Otra parte de la herencia izquierdista del gueto es el “síndrome del miembro fantasma”. Todas las facciones de “la izquierda del Capital” han querido conquistar el poder del Estado cabalgando sobre el proletariado, la principal fuerza productiva, determinada, por su “naturaleza” propia y por la del Capital que la engendra, a desarrollarse, a entrar en contradicción con las relaciones de producción y a transformar el mundo. Es decir, a “hacer la revolución”, expresión que para la izquierda autoritaria no es más que un sinónimo de su llegada al poder. Pero el proletariado ni tiene ya conciencia de clase, ni ningún “poder productivo” relevante, ni tampoco una pizca de subjetividad revolucionaria, sino que se ha convertido en una masa amorfa de consumidores atomizados que comparten hasta la médula los valores de la dominación. Ahora bien, el “sujeto histórico” no puede ser sólo una cabeza, tiene que tener cuerpo, por eso las organizaciones izquierdistas continúan buscando cuerpos sociales, como la ciudadanía, la multitud, el género y hasta “la humanidad”, para servirles de cerebro.

Algo parecido les pasa a sus hijitos descarriados, que unas veces se identifican ellos mismos con el mito de turno y otras lo buscan a su alrededor para admirarlo y contemplarse en sus ojos. De ahí surgen, en el primer caso, los llamados “movimientos sociales” y, en el segundo, por ejemplo, el “presismo”, que no es más que la identificación mitológica del preso con el “sujeto revolucionario” o con el rebelde social consciente. Imágenes en las que proyectar la propia negatividad para no tener que vivirla, excusas para no luchar de verdad: el héroe, el bandido, cuyo coraje se puede admirar desde la cobardía; o la víctima, el chivo expiatorio, al que se puede compadecer desde la comodidad, escenificando a bajo coste una generosidad que está muy lejos de ser real. “Pinturas de guerra” para decorar un radicalismo meramente espectacular, que vive para la galería, abandonando el intento de conquistar independencia, dignidad y libertad reales.
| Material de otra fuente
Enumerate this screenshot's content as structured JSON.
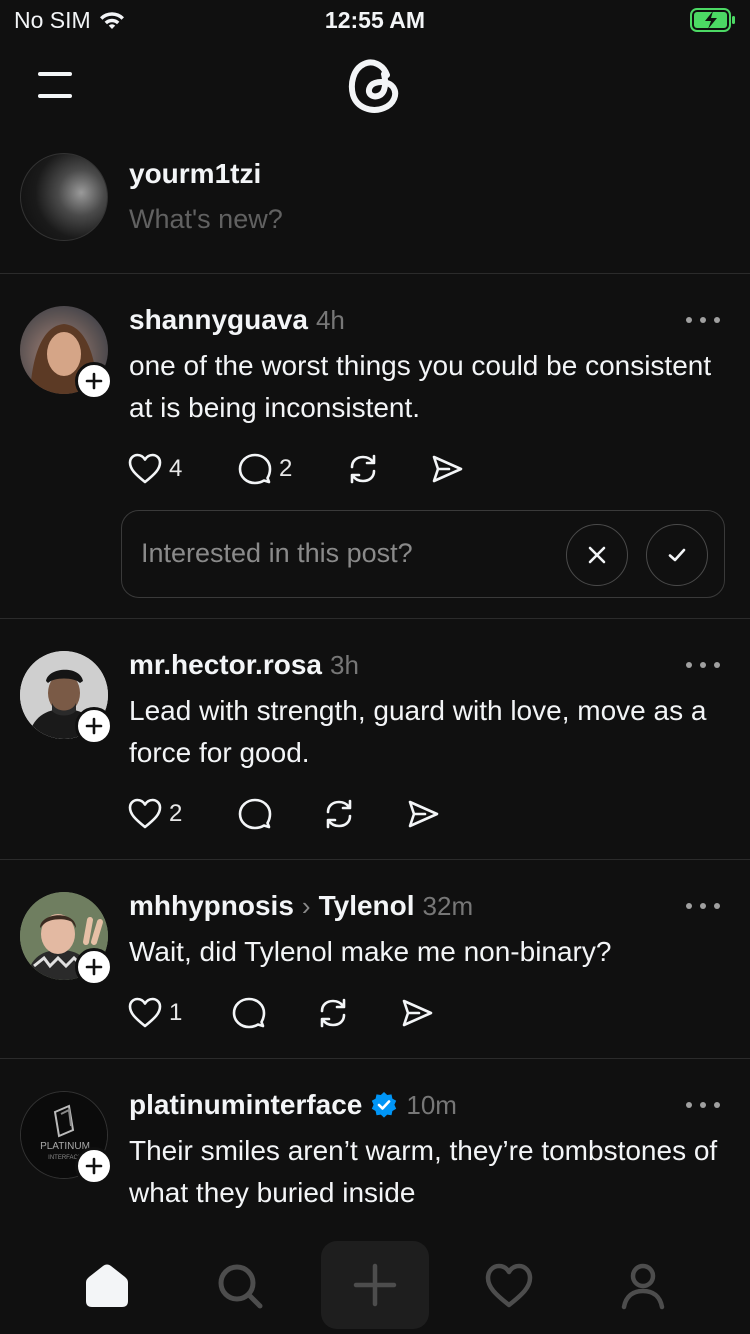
{
  "status_bar": {
    "carrier": "No SIM",
    "time": "12:55 AM"
  },
  "composer": {
    "username": "yourm1tzi",
    "placeholder": "What's new?"
  },
  "posts": [
    {
      "username": "shannyguava",
      "time": "4h",
      "text": "one of the worst things you could be consistent at is being inconsistent.",
      "likes": "4",
      "replies": "2",
      "interest_prompt": "Interested in this post?"
    },
    {
      "username": "mr.hector.rosa",
      "time": "3h",
      "text": "Lead with strength, guard with love, move as a force for good.",
      "likes": "2"
    },
    {
      "username": "mhhypnosis",
      "topic": "Tylenol",
      "time": "32m",
      "text": "Wait, did Tylenol make me non-binary?",
      "likes": "1"
    },
    {
      "username": "platinuminterface",
      "verified": true,
      "time": "10m",
      "text": "Their smiles aren’t warm, they’re tombstones of what they buried inside",
      "avatar_text": "PLATINUM INTERFACE"
    }
  ],
  "icons": {
    "menu": "menu-icon",
    "logo": "threads-logo-icon",
    "like": "heart-icon",
    "reply": "reply-bubble-icon",
    "repost": "repost-icon",
    "share": "send-icon",
    "home": "home-icon",
    "search": "search-icon",
    "create": "plus-icon",
    "activity": "heart-icon",
    "profile": "profile-icon"
  },
  "colors": {
    "background": "#101010",
    "text": "#f3f5f7",
    "muted": "#777777",
    "verified": "#0095f6",
    "battery": "#4cd964"
  }
}
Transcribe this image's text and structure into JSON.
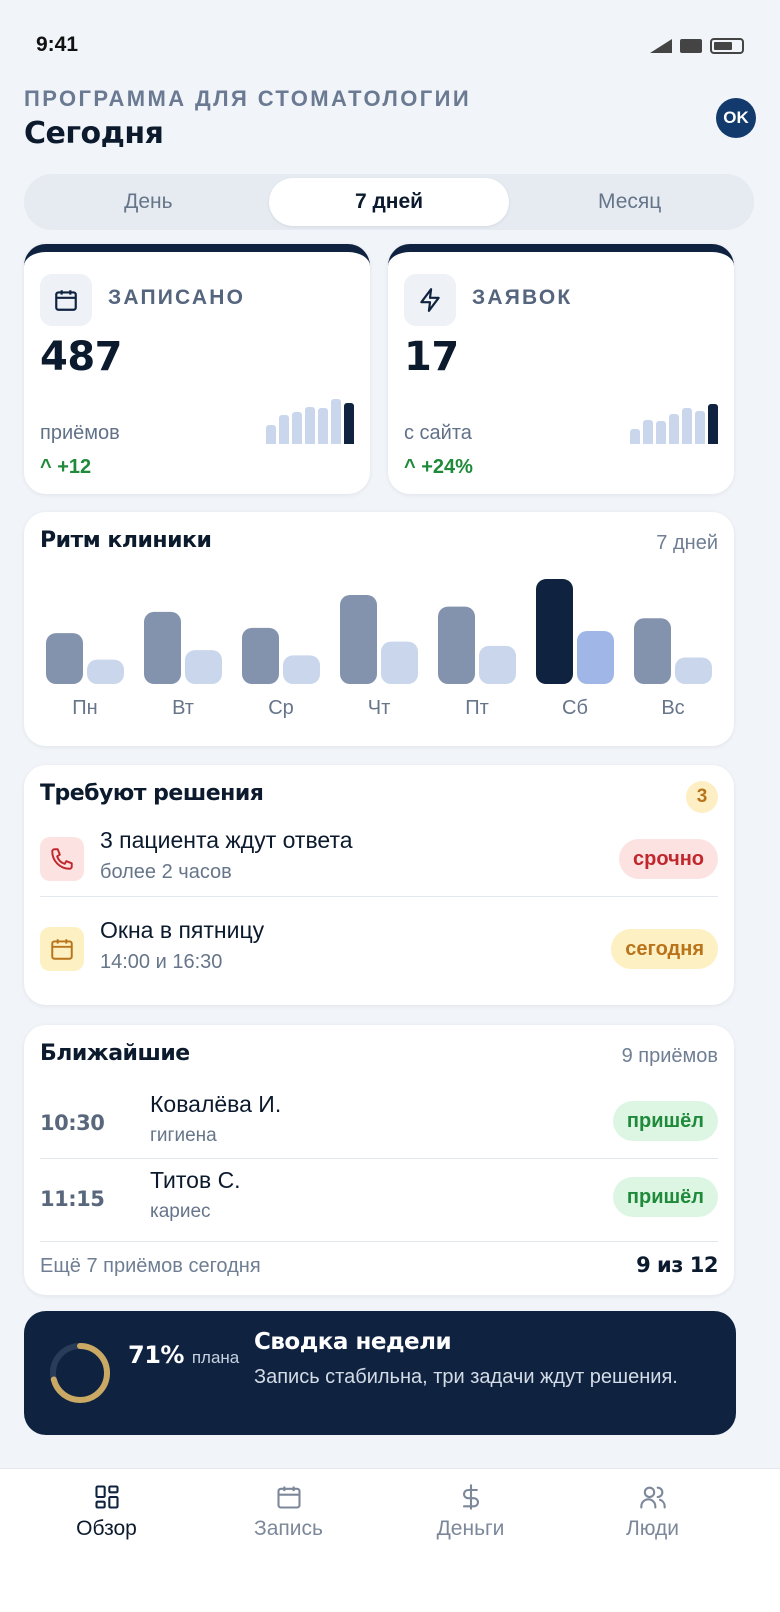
{
  "status": {
    "time": "9:41"
  },
  "header": {
    "eyebrow": "ПРОГРАММА ДЛЯ СТОМАТОЛОГИИ",
    "title": "Сегодня",
    "avatar": "OK"
  },
  "segments": [
    {
      "label": "День"
    },
    {
      "label": "7 дней",
      "active": true
    },
    {
      "label": "Месяц"
    }
  ],
  "stats": [
    {
      "label": "ЗАПИСАНО",
      "value": "487",
      "sub": "приёмов",
      "delta": "+12",
      "icon": "calendar-icon",
      "spark": [
        0.42,
        0.62,
        0.7,
        0.8,
        0.78,
        0.98,
        0.9
      ]
    },
    {
      "label": "ЗАЯВОК",
      "value": "17",
      "sub": "с сайта",
      "delta": "+24%",
      "icon": "lightning-icon",
      "spark": [
        0.32,
        0.52,
        0.5,
        0.66,
        0.78,
        0.72,
        0.88
      ]
    }
  ],
  "rhythm": {
    "title": "Ритм клиники",
    "range": "7 дней",
    "chart_data": {
      "type": "bar",
      "categories": [
        "Пн",
        "Вт",
        "Ср",
        "Чт",
        "Пт",
        "Сб",
        "Вс"
      ],
      "series": [
        {
          "values": [
            48,
            68,
            53,
            84,
            73,
            99,
            62
          ]
        },
        {
          "values": [
            23,
            32,
            27,
            40,
            36,
            50,
            25
          ]
        }
      ],
      "ylim": [
        0,
        100
      ],
      "highlight_index": 5,
      "colors": {
        "primary": "#8393ad",
        "secondary": "#c9d6ec",
        "highlight_primary": "#0f2340",
        "highlight_secondary": "#9fb6e6"
      }
    }
  },
  "decisions": {
    "title": "Требуют решения",
    "count": "3",
    "items": [
      {
        "title": "3 пациента ждут ответа",
        "subtitle": "более 2 часов",
        "badge": "срочно",
        "icon": "phone-icon"
      },
      {
        "title": "Окна в пятницу",
        "subtitle": "14:00 и 16:30",
        "badge": "сегодня",
        "icon": "calendar-icon"
      }
    ]
  },
  "upcoming": {
    "title": "Ближайшие",
    "count_label": "9 приёмов",
    "items": [
      {
        "time": "10:30",
        "name": "Ковалёва И.",
        "procedure": "гигиена",
        "status": "пришёл"
      },
      {
        "time": "11:15",
        "name": "Титов С.",
        "procedure": "кариес",
        "status": "пришёл"
      }
    ],
    "footer_left": "Ещё 7 приёмов сегодня",
    "footer_right": "9 из 12"
  },
  "summary": {
    "percent": "71%",
    "percent_label": "плана",
    "progress": 0.71,
    "title": "Сводка недели",
    "text": "Запись стабильна, три задачи ждут решения."
  },
  "tabs": [
    {
      "label": "Обзор",
      "icon": "dashboard-icon",
      "active": true
    },
    {
      "label": "Запись",
      "icon": "calendar-icon"
    },
    {
      "label": "Деньги",
      "icon": "dollar-icon"
    },
    {
      "label": "Люди",
      "icon": "people-icon"
    }
  ],
  "colors": {
    "accent": "#0f2340",
    "success": "#1f8a3a",
    "urgent_bg": "#fde2e2",
    "urgent_fg": "#c0282d",
    "today_bg": "#fdf0c2",
    "today_fg": "#b9741b",
    "ring": "#c9a964"
  }
}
Para nosotros, que no sustentamos ninguna de las creencias típicas en la bondad intrínseca del sistema ni los intereses y estrategias políticas aparejadas con ellas, el objetivo de una labor de denuncia y “visibilización” que merezca la pena sólo puede ser la deslegitimación del régimen de dominación y explotación del que la cárcel es un elemento indispensable, su debilitamiento progresivo hasta su destrucción. Lo que queremos es sabotearlo, no reformarlo desde dentro basándonos en la defensa de unos fundamentos “democráticos” mínimos, como los derechos humanos, derechos sociales, garantías jurisdiccionales, etc. Además, pensamos que nuestros medios deben prefigurar nuestros fines, que hemos de actuar con la mayor independencia posible del Estado y del Mercado, a través del diálogo igualitario y de la autoorganización, de la solidaridad y de la acción directa.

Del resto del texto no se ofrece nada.